Harold Guinn (“Guinn”) is employed by the County of San Bernardino (“County”). While Guinn was a permanent employee he received a promotion to probation supervisor, subject to a nine-month probationary period. The promotion occurred in May 2005. Guinn’s probationary period had to be extended by three months because he received unsatisfactory performance reviews. In May 2006, Guinn’s probation was terminated because of unsatisfactory performance and he was demoted to his previous position.
County never offered Guinn a formal hearing. Guinn and the San Bernardino County Safety Employees’ Benefit Association (“Association”) filed a lawsuit alleging that Guinn, who is a sworn peace officer and a public safety officer, is entitled to an administrative appeal to contest his demotion. The trial court found in favor of County.
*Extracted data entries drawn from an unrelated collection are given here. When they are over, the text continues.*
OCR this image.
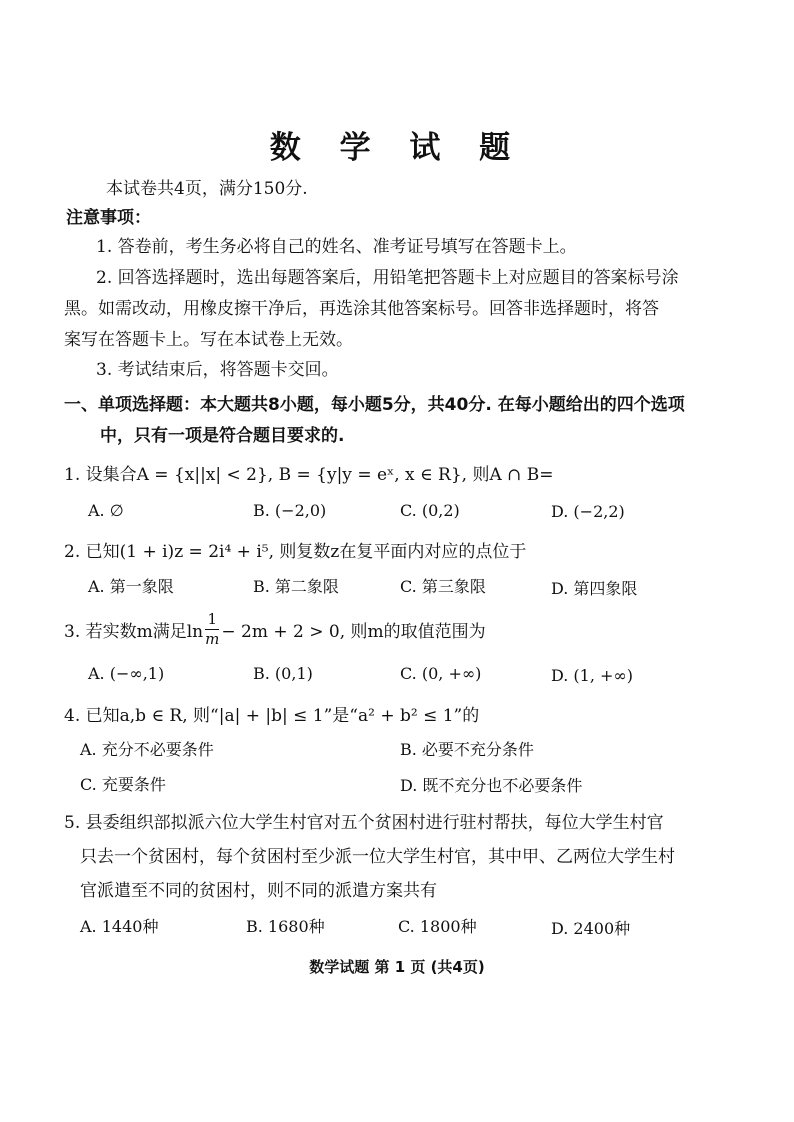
数 学 试 题
本试卷共4页，满分150分.
注意事项：
1. 答卷前，考生务必将自己的姓名、准考证号填写在答题卡上。
2. 回答选择题时，选出每题答案后，用铅笔把答题卡上对应题目的答案标号涂
黑。如需改动，用橡皮擦干净后，再选涂其他答案标号。回答非选择题时，将答
案写在答题卡上。写在本试卷上无效。
3. 考试结束后，将答题卡交回。
一、单项选择题：本大题共8小题，每小题5分，共40分. 在每小题给出的四个选项
中，只有一项是符合题目要求的.
1. 设集合A = {x||x| < 2}, B = {y|y = eˣ, x ∈ R}, 则A ∩ B=
A. ∅	B. (−2,0)	C. (0,2)	D. (−2,2)
2. 已知(1 + i)z = 2i⁴ + i⁵, 则复数z在复平面内对应的点位于
A. 第一象限	B. 第二象限	C. 第三象限	D. 第四象限
3. 若实数m满足$\ln \frac{1}{m} - 2m + 2 > 0$, 则m的取值范围为
A. (−∞,1)	B. (0,1)	C. (0, +∞)	D. (1, +∞)
4. 已知a,b ∈ R, 则“|a| + |b| ≤ 1”是“a² + b² ≤ 1”的
A. 充分不必要条件	B. 必要不充分条件
C. 充要条件	D. 既不充分也不必要条件
5. 县委组织部拟派六位大学生村官对五个贫困村进行驻村帮扶，每位大学生村官
只去一个贫困村，每个贫困村至少派一位大学生村官，其中甲、乙两位大学生村
官派遣至不同的贫困村，则不同的派遣方案共有
A. 1440种	B. 1680种	C. 1800种	D. 2400种
数学试题 第 1 页 (共4页)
The Court of Appeal held the trial court did not err in concluding that Guinn was not entitled to an administrative appeal. The question before the court was whether the Public Safety Officers Procedural Bill of Rights Act, specifically Government Code section 3304, subdivision (b), mandates that an administrative hearing be held when an officer is demoted after a probationary promotion period. The court held that it does not.
Section 3304(b) states, “No punitive action, nor denial of promotion on grounds other than merit, shall be undertaken by any public agency against any public safety officer who has successfully completed the probationary period that may be required by his or her employing agency without providing the public safety officer with an opportunity for administrative appeal.” Guinn and Association argued that because Guinn had successfully passed his initial probationary period when he began working as a probation officer, he was entitled to an administrative hearing when he was, as he describes it, demoted.
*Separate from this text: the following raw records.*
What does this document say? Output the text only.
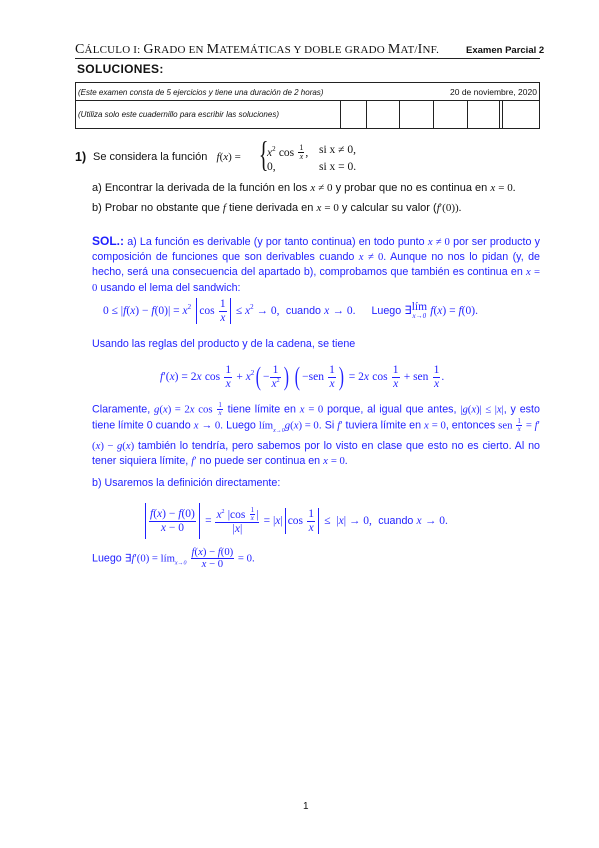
CÁLCULO I: GRADO EN MATEMÁTICAS Y DOBLE GRADO MAT/INF.	Examen Parcial 2
SOLUCIONES:
(Este examen consta de 5 ejercicios y tiene una duración de 2 horas)
(Utiliza solo este cuadernillo para escribir las soluciones)
20 de noviembre, 2020
1) Se considera la función f(x) = {
$x^2$ $\cos \frac{1}{x}$ , si x ≠ 0,
0,	si x = 0.
a) Encontrar la derivada de la función en los x ≠ 0 y probar que no es continua en x = 0.
b) Probar no obstante que f tiene derivada en x = 0 y calcular su valor (f′(0)).
SOL.: a) La función es derivable (y por tanto continua) en todo punto x ≠ 0 por ser producto y composición de funciones que son derivables cuando x ≠ 0. Aunque no nos lo pidan (y, de hecho, será una consecuencia del apartado b), comprobamos que también es continua en x = 0 usando el lema del sandwich:
$0 \le |f(x) - f(0)| = x^2$ $\cos \frac{1}{x} \le x^2 \to 0$, cuando x → 0. Luego ∃lím
x→0 f(x) = f(0).
Usando las reglas del producto y de la cadena, se tiene
f′(x) = 2x $\cos \frac{1}{x} + x^2( - \frac{1}{x^2}$ ) ( $-sen \frac{1}{x}$ ) = 2x $\cos \frac{1}{x}$ + sen $\frac{1}{x}$ .
Claramente, g(x) = 2x $\cos \frac{1}{x}$ tiene límite en x = 0 porque, al igual que antes, |g(x)| ≤ |x|, y esto tiene límite 0 cuando x → 0. Luego lím$_{x\to 0}$g(x) = 0. Si f′ tuviera límite en x = 0, entonces sen $\frac{1}{x} = f'(x) - g(x)$ también lo tendría, pero sabemos por lo visto en clase que esto no es cierto. Al no tener siquiera límite, f′ no puede ser continua en x = 0.
b) Usaremos la definición directamente:
$\frac{f(x) - f(0)}{x - 0} = \frac{x^2 |\cos \frac{1}{x} |}{|x|} = |x|$ $\cos \frac{1}{x} \le |x| \to 0$, cuando x → 0.
Luego ∃f′(0) = lím$_{x\to 0}$ $\frac{f(x) - f(0)}{x - 0} = 0$.
1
The court concluded Guinn was not demoted but rather was denied a promotion because he did not satisfactorily perform during his probationary period. “Denial of promotion is not a punitive action within the meaning of section 3304(b).” A “punitive action” is defined by Government Code section 3303 as “any action that may lead to dismissal, demotion, suspension, reduction in salary, written reprimand, or transfer for purposes of punishment.” Merit-related denial of promotion is not included in the definition of punitive action. The court concluded “a denial of promotion which is based on merit, i.e., on the employee’s poor performance on probation, is not a punitive action which requires a hearing.”
Both the State Civil Service Act and County’s personnel rules provide that “an employee who is returned to his or her prior position during a period of promotional probation is not ‘demoted’; rather, if his or her performance during the probationary period is not satisfactory, the employee is denied the promotion.” Furthermore, the fact that the employee may lose a pay increase that he or she received along with the promotion does not transform a denial of promotion into a punitive act or demotion within the meaning of section 3304(b).
Guinn and Association also argued that the “probationary period” referred to in section 3304(b) only applies to the probation on initial hiring and should not be applied to promotional probation. Again, the court disagreed. The period of probation required by County for promotion falls within the meaning of the terms “probationary period” as used in section 3304(b). The Legislature intended section 3304(b) to apply to new hires and also employees who are on probation as a condition of promotion.